My Japanese friends in Kanazawa-City, Osaka and Kawasaki-City have sounded the alarm. Their beloved matsutake mushroom (Armillaria ponderosa) is no longer in bountiful supply. What used to be a celebration of the changing seasons from summer into fall and winter, marked with generous bowls of broth and slivers of the revered matsutake, has now become a concern for them due to the scarcity of domestically harvested matsutake.
Mushrooms can stir memories
of years gone by.
Without doubt there are alternatives to the Japanese harvested matsutake, but my friends believe that this imported product from the US, China, South Korea and elsewhere lacks the distinct flavor and aroma of the domestic matsutake. Distance takes its toll on the quality of the mushroom. They may be right, and I am truly sad for the diminished availability of their native matsutake.
Their comments brought back cherished memories of when my husband and I lived in Puget Sound and were members of Puget Sound Mycological Society (PSMS), long before the age of Zoom. Each fall we would toast our Japanese friends in absentia with bowls of matsutake soup created from a recipe in the PSMS 1969 cookbook, Wild Mushroom Recipes … my goodness that was a long time ago, but the memories of those occasions are as poignant and lingering as matsutake as the tongue.
Matsutake Soup
3 cups water
1 piece dashi konbu 3-inch x 4-inch
1/2 cup dried bonito flakes (katsuobushi)
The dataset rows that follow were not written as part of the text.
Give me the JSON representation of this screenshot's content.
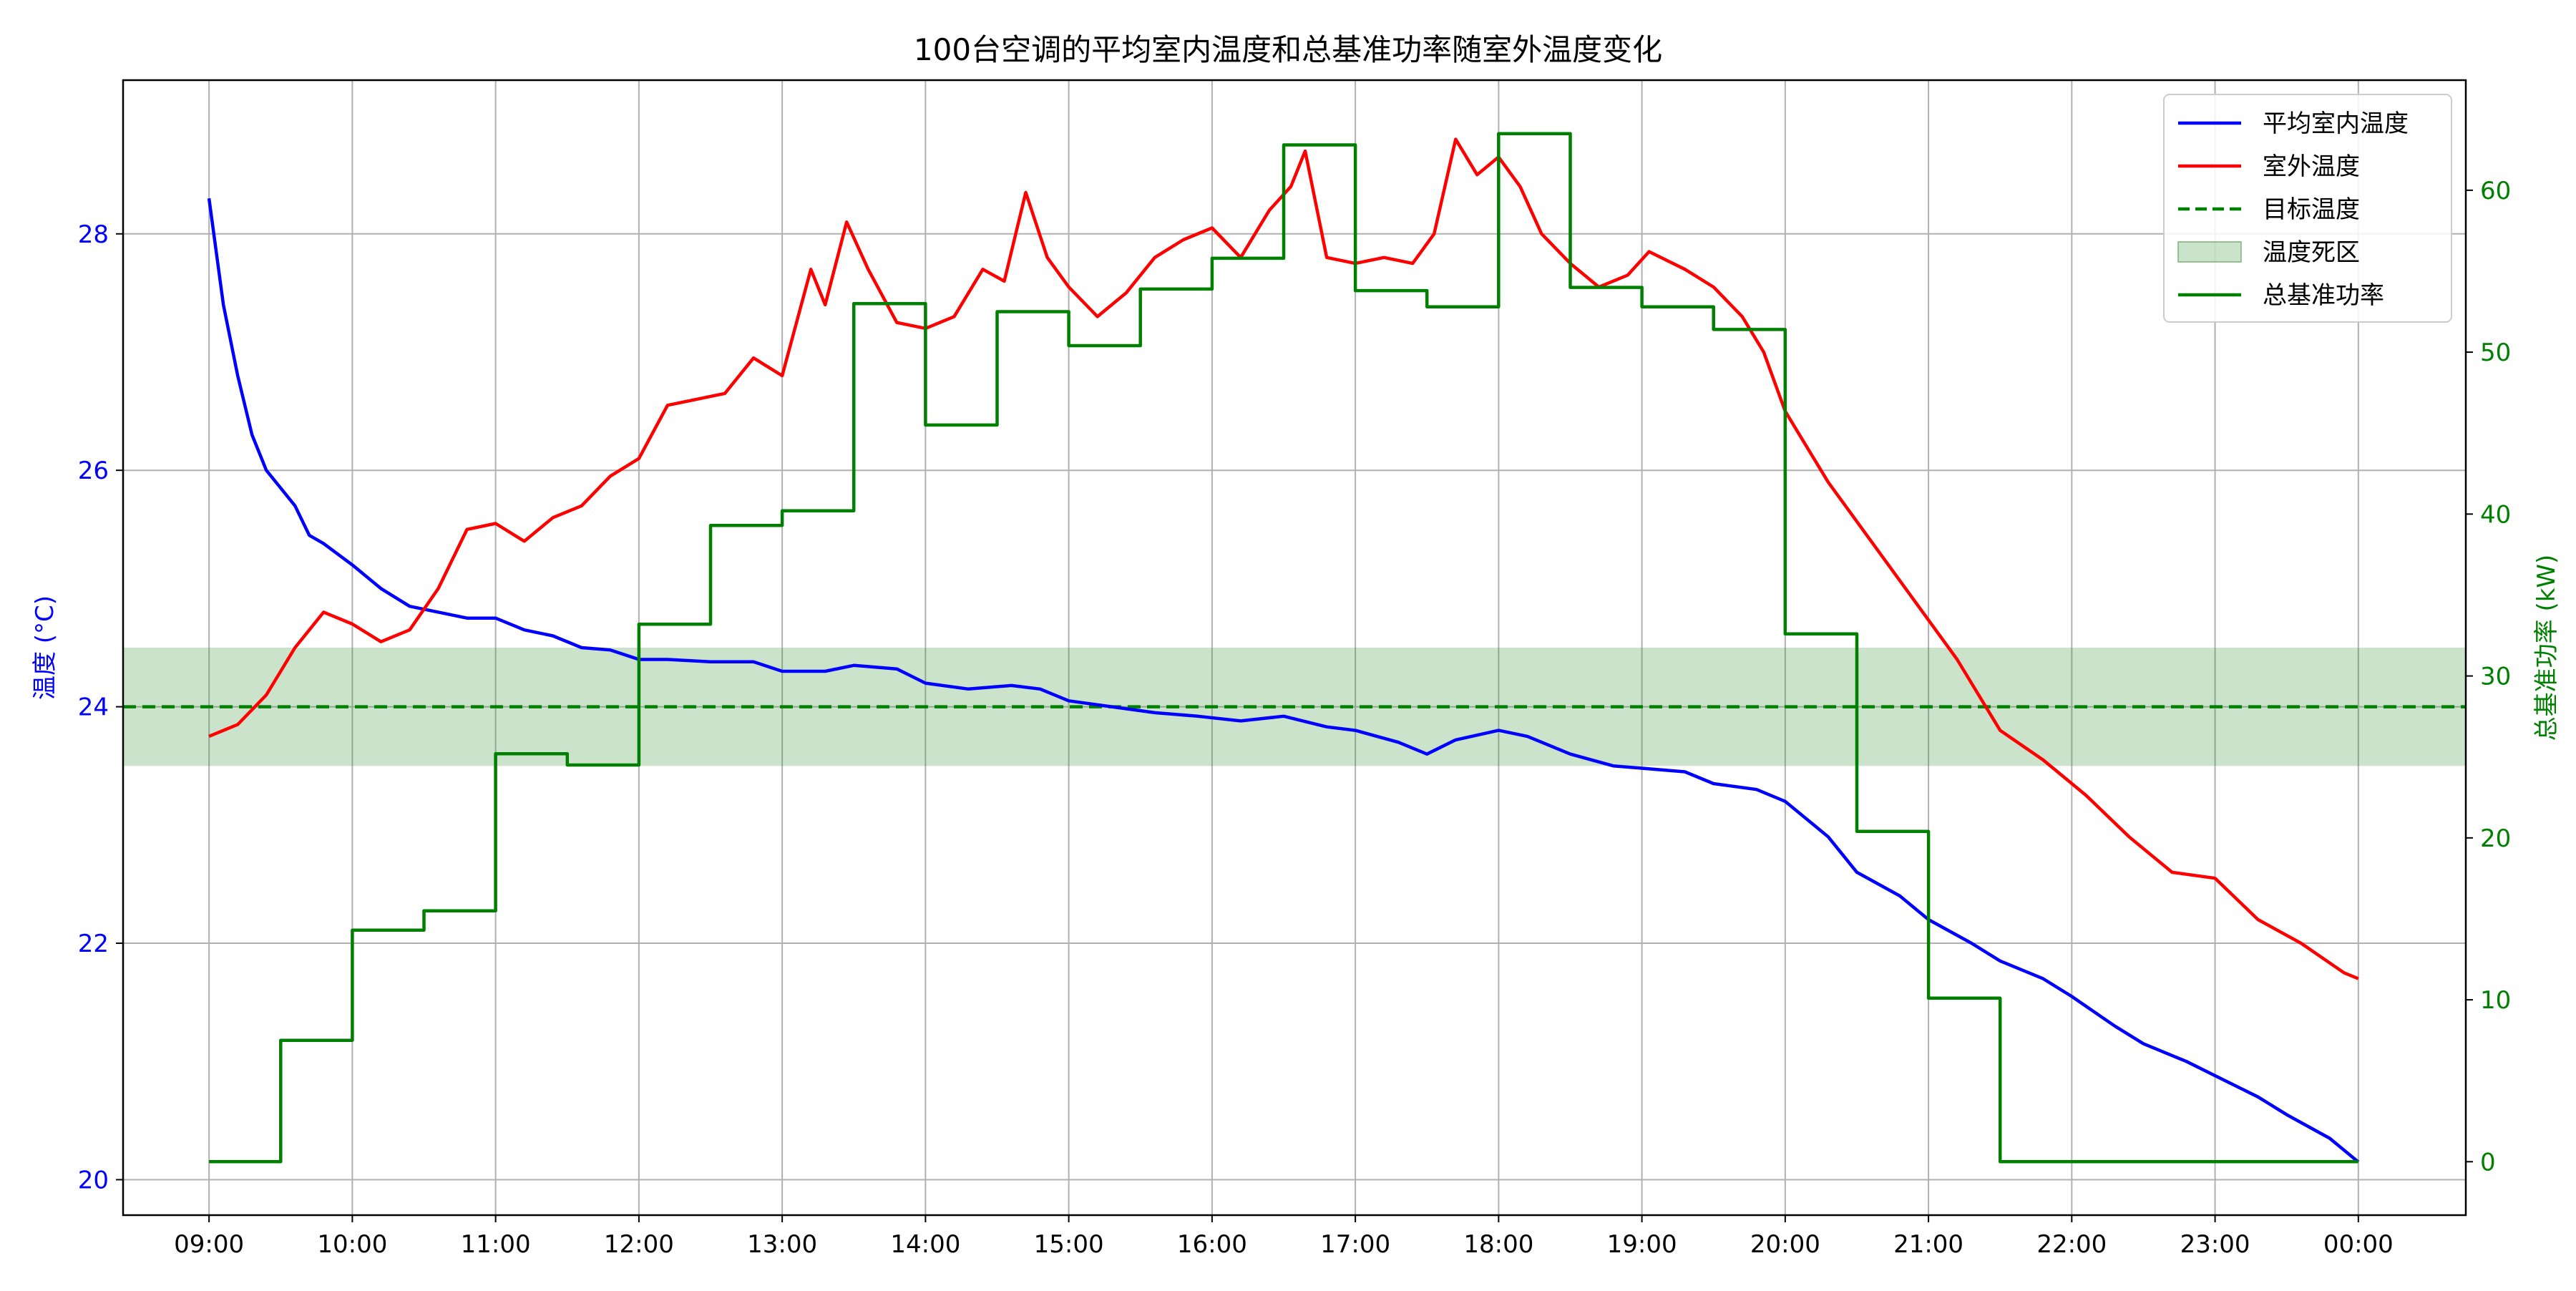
{
  "chart_data": {
    "type": "line",
    "title": "100台空调的平均室内温度和总基准功率随室外温度变化",
    "xlabel": "",
    "ylabel": "温度 (°C)",
    "ylabel_right": "总基准功率 (kW)",
    "x_ticks": [
      "09:00",
      "10:00",
      "11:00",
      "12:00",
      "13:00",
      "14:00",
      "15:00",
      "16:00",
      "17:00",
      "18:00",
      "19:00",
      "20:00",
      "21:00",
      "22:00",
      "23:00",
      "00:00"
    ],
    "x_range_hours": [
      8.4,
      24.75
    ],
    "y_left_range": [
      19.7,
      29.3
    ],
    "y_left_ticks": [
      20,
      22,
      24,
      26,
      28
    ],
    "y_right_range": [
      -3.3,
      66.8
    ],
    "y_right_ticks": [
      0,
      10,
      20,
      30,
      40,
      50,
      60
    ],
    "grid": true,
    "legend_position": "upper right",
    "colors": {
      "indoor": "#0000ff",
      "outdoor": "#ff0000",
      "target": "#008000",
      "deadband": "#2e8b2e",
      "power": "#008000",
      "left_axis": "#0000ff",
      "right_axis": "#008000",
      "grid": "#b0b0b0"
    },
    "legend": [
      {
        "key": "indoor",
        "label": "平均室内温度",
        "style": "line"
      },
      {
        "key": "outdoor",
        "label": "室外温度",
        "style": "line"
      },
      {
        "key": "target",
        "label": "目标温度",
        "style": "dashed"
      },
      {
        "key": "deadband",
        "label": "温度死区",
        "style": "band"
      },
      {
        "key": "power",
        "label": "总基准功率",
        "style": "line"
      }
    ],
    "target_temperature": 24,
    "deadband": [
      23.5,
      24.5
    ],
    "series": [
      {
        "name": "平均室内温度",
        "key": "indoor",
        "axis": "left",
        "x_hours": [
          9,
          9.1,
          9.2,
          9.3,
          9.4,
          9.5,
          9.6,
          9.7,
          9.8,
          10,
          10.2,
          10.4,
          10.6,
          10.8,
          11,
          11.2,
          11.4,
          11.6,
          11.8,
          12,
          12.2,
          12.5,
          12.8,
          13,
          13.3,
          13.5,
          13.8,
          14,
          14.3,
          14.6,
          14.8,
          15,
          15.3,
          15.6,
          15.9,
          16.2,
          16.5,
          16.8,
          17,
          17.3,
          17.5,
          17.7,
          18,
          18.2,
          18.5,
          18.8,
          19,
          19.3,
          19.5,
          19.8,
          20,
          20.3,
          20.5,
          20.8,
          21,
          21.3,
          21.5,
          21.8,
          22,
          22.3,
          22.5,
          22.8,
          23,
          23.3,
          23.5,
          23.8,
          24
        ],
        "values": [
          28.3,
          27.4,
          26.8,
          26.3,
          26.0,
          25.85,
          25.7,
          25.45,
          25.38,
          25.2,
          25.0,
          24.85,
          24.8,
          24.75,
          24.75,
          24.65,
          24.6,
          24.5,
          24.48,
          24.4,
          24.4,
          24.38,
          24.38,
          24.3,
          24.3,
          24.35,
          24.32,
          24.2,
          24.15,
          24.18,
          24.15,
          24.05,
          24.0,
          23.95,
          23.92,
          23.88,
          23.92,
          23.83,
          23.8,
          23.7,
          23.6,
          23.72,
          23.8,
          23.75,
          23.6,
          23.5,
          23.48,
          23.45,
          23.35,
          23.3,
          23.2,
          22.9,
          22.6,
          22.4,
          22.2,
          22.0,
          21.85,
          21.7,
          21.55,
          21.3,
          21.15,
          21.0,
          20.88,
          20.7,
          20.55,
          20.35,
          20.15
        ]
      },
      {
        "name": "室外温度",
        "key": "outdoor",
        "axis": "left",
        "x_hours": [
          9,
          9.2,
          9.4,
          9.6,
          9.8,
          10,
          10.2,
          10.4,
          10.6,
          10.8,
          11,
          11.2,
          11.4,
          11.6,
          11.8,
          12,
          12.2,
          12.4,
          12.6,
          12.8,
          13,
          13.2,
          13.3,
          13.45,
          13.6,
          13.8,
          14,
          14.2,
          14.4,
          14.55,
          14.7,
          14.85,
          15,
          15.2,
          15.4,
          15.6,
          15.8,
          16,
          16.2,
          16.4,
          16.55,
          16.65,
          16.8,
          17,
          17.2,
          17.4,
          17.55,
          17.7,
          17.85,
          18,
          18.15,
          18.3,
          18.5,
          18.7,
          18.9,
          19.05,
          19.3,
          19.5,
          19.7,
          19.85,
          20,
          20.3,
          20.6,
          20.9,
          21.2,
          21.5,
          21.8,
          22.1,
          22.4,
          22.7,
          23,
          23.3,
          23.6,
          23.9,
          24
        ],
        "values": [
          23.75,
          23.85,
          24.1,
          24.5,
          24.8,
          24.7,
          24.55,
          24.65,
          25.0,
          25.5,
          25.55,
          25.4,
          25.6,
          25.7,
          25.95,
          26.1,
          26.55,
          26.6,
          26.65,
          26.95,
          26.8,
          27.7,
          27.4,
          28.1,
          27.7,
          27.25,
          27.2,
          27.3,
          27.7,
          27.6,
          28.35,
          27.8,
          27.55,
          27.3,
          27.5,
          27.8,
          27.95,
          28.05,
          27.8,
          28.2,
          28.4,
          28.7,
          27.8,
          27.75,
          27.8,
          27.75,
          28.0,
          28.8,
          28.5,
          28.65,
          28.4,
          28.0,
          27.75,
          27.55,
          27.65,
          27.85,
          27.7,
          27.55,
          27.3,
          27.0,
          26.5,
          25.9,
          25.4,
          24.9,
          24.4,
          23.8,
          23.55,
          23.25,
          22.9,
          22.6,
          22.55,
          22.2,
          22.0,
          21.75,
          21.7
        ]
      },
      {
        "name": "总基准功率",
        "key": "power",
        "axis": "right",
        "steps": [
          [
            9,
            0
          ],
          [
            9.5,
            7.5
          ],
          [
            10,
            14.3
          ],
          [
            10.5,
            15.5
          ],
          [
            11,
            25.2
          ],
          [
            11.5,
            24.5
          ],
          [
            12,
            33.2
          ],
          [
            12.5,
            39.3
          ],
          [
            13,
            40.2
          ],
          [
            13.5,
            53.0
          ],
          [
            14,
            45.5
          ],
          [
            14.5,
            52.5
          ],
          [
            15,
            50.4
          ],
          [
            15.5,
            53.9
          ],
          [
            16,
            55.8
          ],
          [
            16.5,
            62.8
          ],
          [
            17,
            53.8
          ],
          [
            17.5,
            52.8
          ],
          [
            18,
            63.5
          ],
          [
            18.5,
            54.0
          ],
          [
            19,
            52.8
          ],
          [
            19.5,
            51.4
          ],
          [
            20,
            32.6
          ],
          [
            20.5,
            20.4
          ],
          [
            21,
            10.1
          ],
          [
            21.5,
            0
          ],
          [
            24,
            0
          ]
        ]
      }
    ]
  }
}
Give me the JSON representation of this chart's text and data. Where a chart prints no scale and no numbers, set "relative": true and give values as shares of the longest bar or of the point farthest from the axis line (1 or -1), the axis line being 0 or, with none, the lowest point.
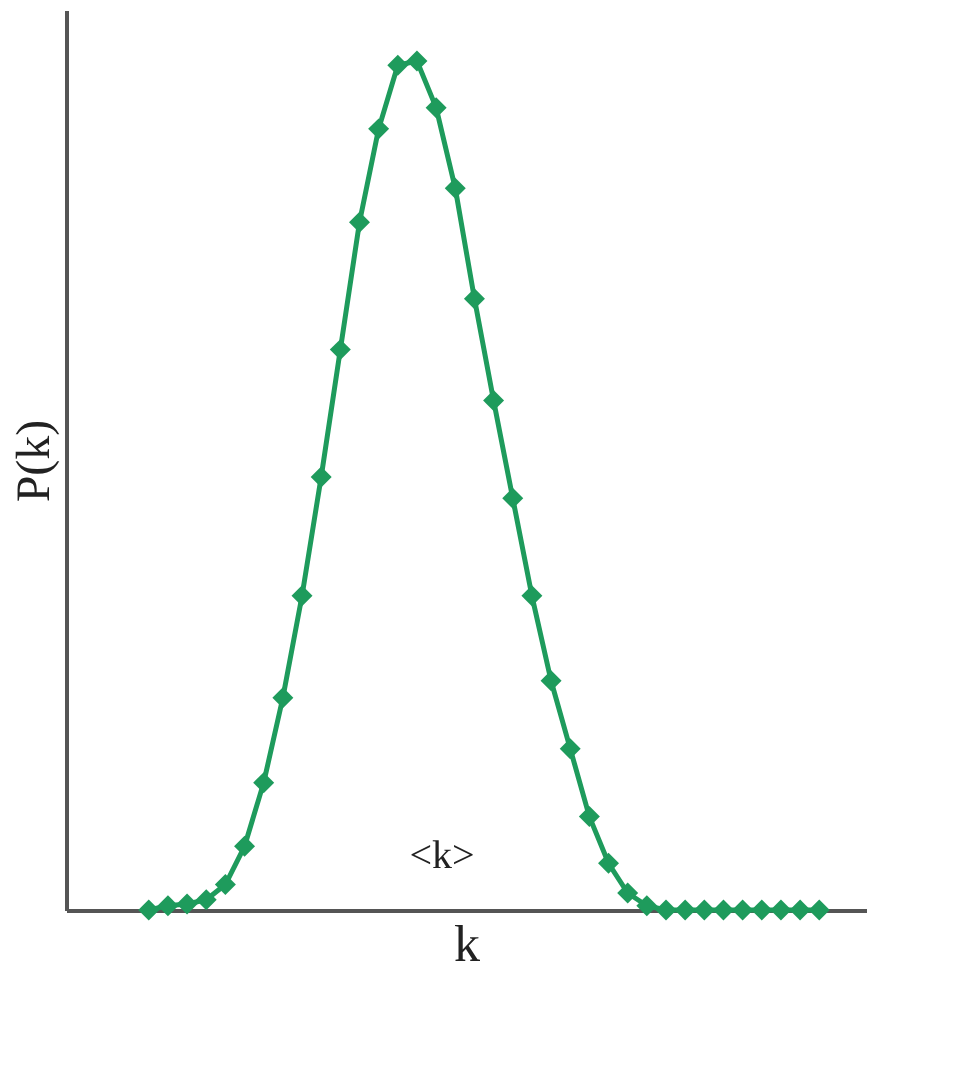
{
  "chart_data": {
    "type": "line",
    "relative": true,
    "xlabel": "k",
    "ylabel": "P(k)",
    "categories": [
      null,
      null,
      null,
      null,
      null,
      null,
      null,
      null,
      null,
      null,
      null,
      null,
      null,
      null,
      null,
      null,
      null,
      null,
      null,
      null,
      null,
      null,
      null,
      null,
      null,
      null,
      null,
      null,
      null,
      null,
      null,
      null,
      null,
      null,
      null,
      null
    ],
    "series": [
      {
        "color": "#1e9b5c",
        "values": [
          0,
          0.005,
          0.007,
          0.012,
          0.03,
          0.075,
          0.15,
          0.25,
          0.37,
          0.51,
          0.66,
          0.81,
          0.92,
          0.995,
          1,
          0.945,
          0.85,
          0.72,
          0.6,
          0.485,
          0.37,
          0.27,
          0.19,
          0.11,
          0.055,
          0.02,
          0.005,
          0,
          0,
          0,
          0,
          0,
          0,
          0,
          0,
          0
        ]
      }
    ],
    "marker": "diamond",
    "line_style": "solid",
    "grid": false,
    "tick_labels": false,
    "annotations": [
      "<k>"
    ]
  }
}
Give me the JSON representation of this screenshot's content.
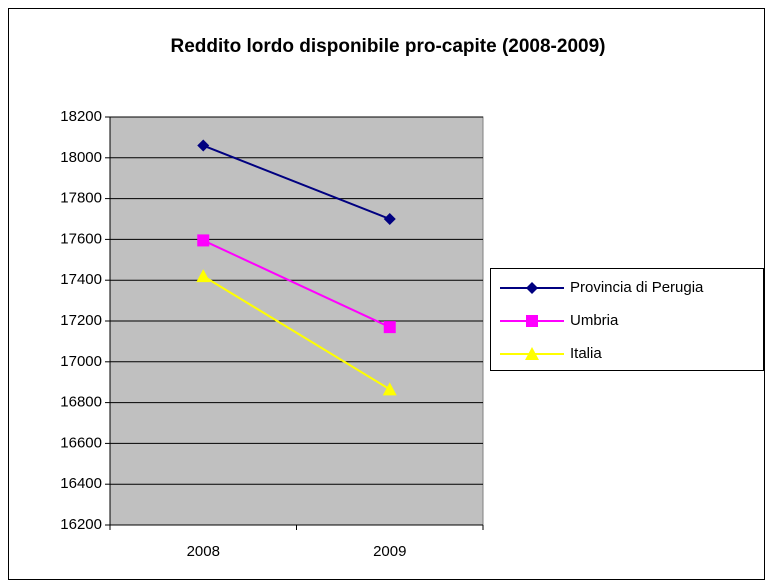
{
  "chart_data": {
    "type": "line",
    "title": "Reddito lordo disponibile pro-capite (2008-2009)",
    "categories": [
      "2008",
      "2009"
    ],
    "series": [
      {
        "name": "Provincia di Perugia",
        "color": "#000080",
        "marker": "diamond",
        "values": [
          18060,
          17700
        ]
      },
      {
        "name": "Umbria",
        "color": "#ff00ff",
        "marker": "square",
        "values": [
          17595,
          17170
        ]
      },
      {
        "name": "Italia",
        "color": "#ffff00",
        "marker": "triangle",
        "values": [
          17420,
          16865
        ]
      }
    ],
    "ylim": [
      16200,
      18200
    ],
    "yticks": [
      16200,
      16400,
      16600,
      16800,
      17000,
      17200,
      17400,
      17600,
      17800,
      18000,
      18200
    ],
    "grid": true,
    "legend": "right"
  }
}
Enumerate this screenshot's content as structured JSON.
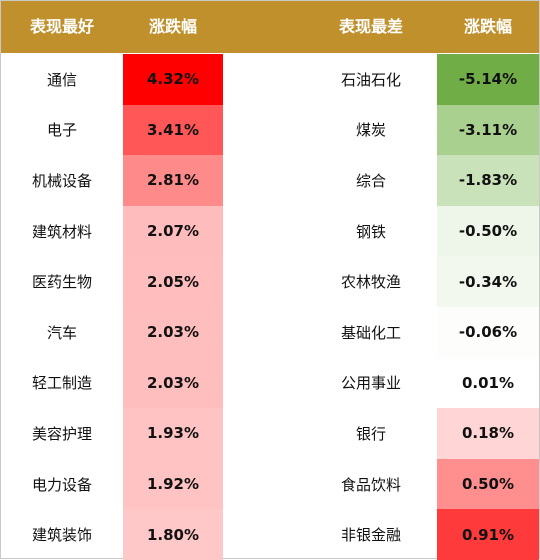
{
  "header": {
    "best_label": "表现最好",
    "best_change_label": "涨跌幅",
    "worst_label": "表现最差",
    "worst_change_label": "涨跌幅"
  },
  "colors": {
    "header_bg": "#c0902c",
    "header_text": "#ffffff"
  },
  "rows": [
    {
      "best_name": "通信",
      "best_value": "4.32%",
      "best_color": "#ff0000",
      "worst_name": "石油石化",
      "worst_value": "-5.14%",
      "worst_color": "#70ad47"
    },
    {
      "best_name": "电子",
      "best_value": "3.41%",
      "best_color": "#ff5757",
      "worst_name": "煤炭",
      "worst_value": "-3.11%",
      "worst_color": "#a9d08e"
    },
    {
      "best_name": "机械设备",
      "best_value": "2.81%",
      "best_color": "#ff8a8a",
      "worst_name": "综合",
      "worst_value": "-1.83%",
      "worst_color": "#c9e2b9"
    },
    {
      "best_name": "建筑材料",
      "best_value": "2.07%",
      "best_color": "#ffbcbc",
      "worst_name": "钢铁",
      "worst_value": "-0.50%",
      "worst_color": "#eef5e9"
    },
    {
      "best_name": "医药生物",
      "best_value": "2.05%",
      "best_color": "#ffbdbd",
      "worst_name": "农林牧渔",
      "worst_value": "-0.34%",
      "worst_color": "#f3f8ef"
    },
    {
      "best_name": "汽车",
      "best_value": "2.03%",
      "best_color": "#ffbebe",
      "worst_name": "基础化工",
      "worst_value": "-0.06%",
      "worst_color": "#fdfdfc"
    },
    {
      "best_name": "轻工制造",
      "best_value": "2.03%",
      "best_color": "#ffbebe",
      "worst_name": "公用事业",
      "worst_value": "0.01%",
      "worst_color": "#ffffff"
    },
    {
      "best_name": "美容护理",
      "best_value": "1.93%",
      "best_color": "#ffc3c3",
      "worst_name": "银行",
      "worst_value": "0.18%",
      "worst_color": "#ffd5d5"
    },
    {
      "best_name": "电力设备",
      "best_value": "1.92%",
      "best_color": "#ffc3c3",
      "worst_name": "食品饮料",
      "worst_value": "0.50%",
      "worst_color": "#ff8f8f"
    },
    {
      "best_name": "建筑装饰",
      "best_value": "1.80%",
      "best_color": "#ffc8c8",
      "worst_name": "非银金融",
      "worst_value": "0.91%",
      "worst_color": "#ff3a3a"
    }
  ]
}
Matsutake slices (Use just the buds, cut lengthwise)
1 teaspoon salt
1 tablespoon Japanese soy sauce
1/4 teaspoon Accent
3 tablespoons mirin wine
- Measure 3 cups cold water into a pan. Add konbu and bring to a boil. Remove konbu. Add dried bonito shavings and boil for 3 minutes. Remove pan from heat. Let stand until bonito settles to the bottom, then strain.
- Bring the clear broth back to a boil. Add mushroom slices and simmer for 5 minutes. Add salt, soy sauce, Accent and wine.